By Bob Steenson, bsteenson@charlescitypress.com

An idea that began almost five years ago took a major step forward Tuesday afternoon as a gazebo was installed in a Charles City memorial garden.

The small park along the Cedar River began as an idea by Jill Connell of Charles City, who started the St. John’s Parent Support Group for families of children who have died.

She said she wanted a place of peace and solace for all grieving parents, whether they were members of the St. John’s group or not.

“Unfortunately, the last year has seen one of the biggest increases in parents who need this because there have been so many deaths in the last year,” Connell said.

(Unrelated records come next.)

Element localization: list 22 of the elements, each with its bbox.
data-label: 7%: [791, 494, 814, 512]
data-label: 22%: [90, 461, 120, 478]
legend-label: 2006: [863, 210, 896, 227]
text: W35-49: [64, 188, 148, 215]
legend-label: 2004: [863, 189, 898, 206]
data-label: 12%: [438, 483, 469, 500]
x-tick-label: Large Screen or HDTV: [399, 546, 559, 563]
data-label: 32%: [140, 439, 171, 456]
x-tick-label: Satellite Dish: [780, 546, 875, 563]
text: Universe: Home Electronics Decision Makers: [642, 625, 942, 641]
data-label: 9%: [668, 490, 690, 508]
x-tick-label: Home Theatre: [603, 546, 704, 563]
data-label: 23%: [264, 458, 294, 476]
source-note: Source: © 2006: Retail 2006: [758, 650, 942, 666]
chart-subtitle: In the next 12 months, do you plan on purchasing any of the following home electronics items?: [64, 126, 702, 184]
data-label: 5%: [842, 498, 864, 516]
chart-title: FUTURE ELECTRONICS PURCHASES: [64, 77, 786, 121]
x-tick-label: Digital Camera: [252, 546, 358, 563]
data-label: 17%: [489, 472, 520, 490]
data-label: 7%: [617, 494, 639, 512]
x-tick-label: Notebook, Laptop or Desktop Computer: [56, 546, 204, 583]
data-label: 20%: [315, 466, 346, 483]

Connell had started a similar group in Missouri after losing a son, Ryan, in childbirth in 1997.

Ryan’s identical twin, Regan, 19, now a student at North Iowa Area Community College, was part of a small group at the park Tuesday to watch the gazebo get unloaded and installed.

Connell said the group had wanted to get the gazebo installed soon after the death of Logan Luft stirred the community, but the company that built it, Woodtex of Nashville, Tennessee, was unable to deliver it to Iowa.

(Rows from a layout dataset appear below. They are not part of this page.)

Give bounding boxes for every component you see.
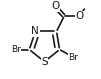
Text: S: S [41,57,48,67]
Text: Br: Br [68,53,78,62]
Text: O: O [75,11,83,21]
Text: N: N [32,26,39,36]
Text: O: O [51,1,59,11]
Text: Br: Br [11,45,21,54]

Woodtex found another company, Country Barn Construction of Belvidere, Tennessee, to deliver the gazebo, and Woodtex paid the transportation costs, Connell said.

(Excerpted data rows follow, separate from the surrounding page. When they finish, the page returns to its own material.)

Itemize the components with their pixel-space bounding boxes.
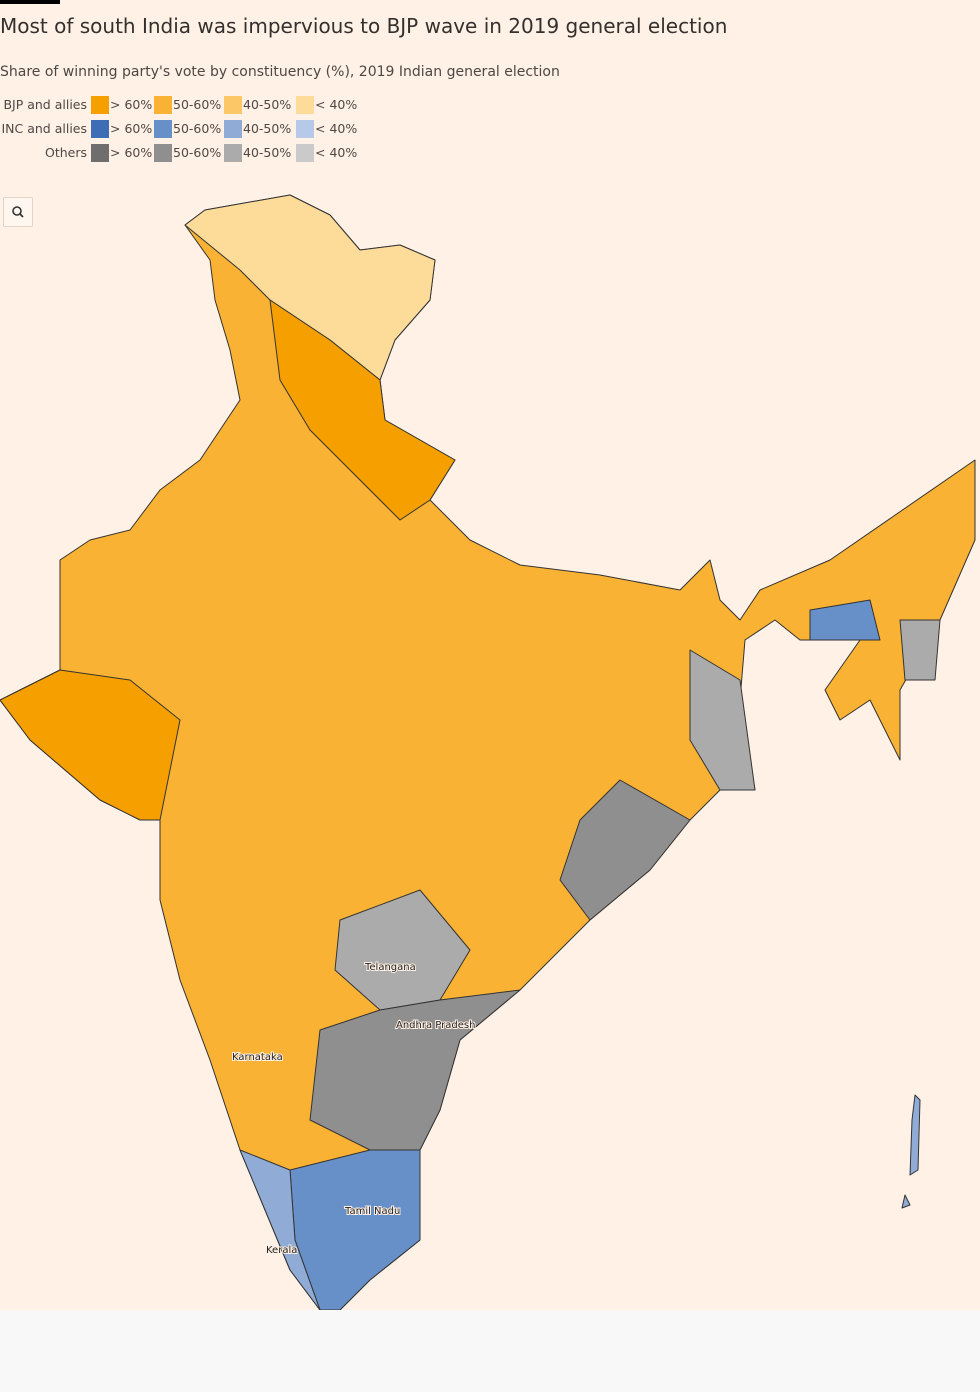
legend-swatch xyxy=(154,144,172,162)
brand-bar xyxy=(0,0,60,4)
legend-row: INC and allies > 60% 50-60% 40-50% < 40% xyxy=(0,119,400,143)
legend-swatch xyxy=(91,96,109,114)
legend-bin-label: < 40% xyxy=(315,145,358,160)
legend-group-name: Others xyxy=(44,145,87,160)
region-west-bengal xyxy=(689,649,756,791)
legend-row: Others > 60% 50-60% 40-50% < 40% xyxy=(0,143,400,167)
map: Telangana Andhra Pradesh Karnataka Tamil… xyxy=(0,194,976,1310)
legend-row: BJP and allies > 60% 50-60% 40-50% < 40% xyxy=(0,95,400,119)
search-button[interactable] xyxy=(3,197,33,227)
legend-group-name: BJP and allies xyxy=(3,97,87,112)
region-kerala xyxy=(239,1149,321,1310)
region-north xyxy=(269,299,456,521)
legend-swatch xyxy=(91,120,109,138)
region-northeast xyxy=(809,599,881,641)
legend: BJP and allies > 60% 50-60% 40-50% < 40% INC … xyxy=(0,95,400,167)
legend-swatch xyxy=(296,144,314,162)
legend-bin-label: 50-60% xyxy=(173,97,222,112)
state-label: Andhra Pradesh xyxy=(396,1020,475,1031)
region-kashmir xyxy=(184,194,436,381)
islands xyxy=(901,1094,921,1209)
legend-swatch xyxy=(296,120,314,138)
legend-swatch xyxy=(91,144,109,162)
legend-bin-label: 50-60% xyxy=(173,145,222,160)
legend-bin-label: < 40% xyxy=(315,97,358,112)
legend-bin-label: > 60% xyxy=(110,97,153,112)
legend-bin-label: 40-50% xyxy=(243,145,292,160)
legend-bin-label: 40-50% xyxy=(243,121,292,136)
legend-swatch xyxy=(224,144,242,162)
legend-swatch xyxy=(224,96,242,114)
title: Most of south India was impervious to BJ… xyxy=(0,14,728,38)
state-label: Karnataka xyxy=(232,1052,283,1063)
legend-bin-label: > 60% xyxy=(110,121,153,136)
region-manipur xyxy=(899,619,941,681)
state-label: Telangana xyxy=(364,962,416,973)
legend-swatch xyxy=(154,120,172,138)
legend-swatch xyxy=(224,120,242,138)
region-odisha xyxy=(559,779,691,921)
state-label: Kerala xyxy=(266,1245,297,1256)
legend-group-name: INC and allies xyxy=(1,121,87,136)
legend-swatch xyxy=(296,96,314,114)
subtitle: Share of winning party's vote by constit… xyxy=(0,64,560,80)
legend-bin-label: < 40% xyxy=(315,121,358,136)
legend-bin-label: 50-60% xyxy=(173,121,222,136)
search-icon xyxy=(12,206,24,218)
legend-bin-label: 40-50% xyxy=(243,97,292,112)
state-label: Tamil Nadu xyxy=(344,1206,400,1217)
legend-bin-label: > 60% xyxy=(110,145,153,160)
legend-swatch xyxy=(154,96,172,114)
region-gujarat xyxy=(0,669,181,821)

Preston Kanagy of Country Barn Construction, who single-handedly delivered, unloaded and installed the gazebo, said this is the farthest he has gone on a delivery, adding it was more than 800 miles one way.

Kanagy said he has been delivering and installing sheds, barns, gazebos and other outdoor structures for about 14½ years, and his experience and skill showed.

Using a special trailer with a bed that extended and retracted, tilted and even moved side to side, he positioned the gazebo perfectly on the stone pad, rotated it to align the doorway with the path, then drilled anchor bolts into the stone.

“That was one of my requirements, that it be attached,” Connell said. “This area floods and we didn’t want it getting washed away.”

The park is located in an area on the northeast corner of the intersection of Gilbert and Brantingham streets, across the highway from Ace Hardware.

Connell began pushing the idea for the park in 2012. The memory garden location was suggested by Steve Lindaman of the city Park and Recreation Department. Jeff Otto of Otto’s Oasis did the design work for the park, including a stone-paved path leading to the round stone pad where the gazebo was placed. Matt DeBoest of DeBoest Concrete did the concrete work, Connell said.

Flowers in the memory garden were donated and Connell does most of the regular maintenance. The gazebo’s cost was about $5,400, she said, and funds were raised through the St. John’s Parent Support Group and community donations.